Canonical items represent a master data type view that is independent of the structure of both source and target systems. It is during this phase that the power of Data Hub as a data staging platform is seen. The canonical view provides a reference model, a standard or template that may be reused regardless of source or target system. Switching from one source or target to another need have no impact on the structure of this canonical data, which represents a data archetype.
It is also during this phase that data can be consolidated from multiple sources, the integrity of data checked, and any quality issues remedied. The entire history of the data transformation is stored, creating an archive that can be used for auditing purposes. Imported data is open to inspection at any phase in the Data Hub workflow, allowing complete transparency of the data processing, and error remediation prior to publishing to target systems.

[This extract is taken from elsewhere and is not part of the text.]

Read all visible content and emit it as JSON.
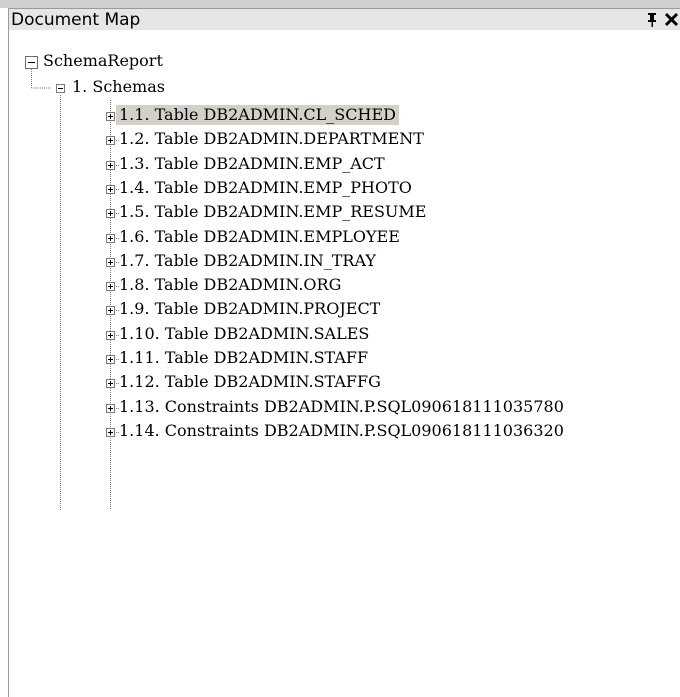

From the canonical item view, data is transformed into target data items ready for export to the target system. Publication handlers transform or exclude items, or convert them into a list of other, possibly modified, canonical items. You may also choose to publish canonical items that have a DELETED status, and, if your target adapter supports this, the items are removed from your target system. As with other phases of the data transformation process, custom publication handlers may be written to transform the data from the canonical view to virtually any target structure. However, these changes are not persisted.
Once the data has been processed into target items, outbound extensions or adapters then provide the means for delivering the data to target systems.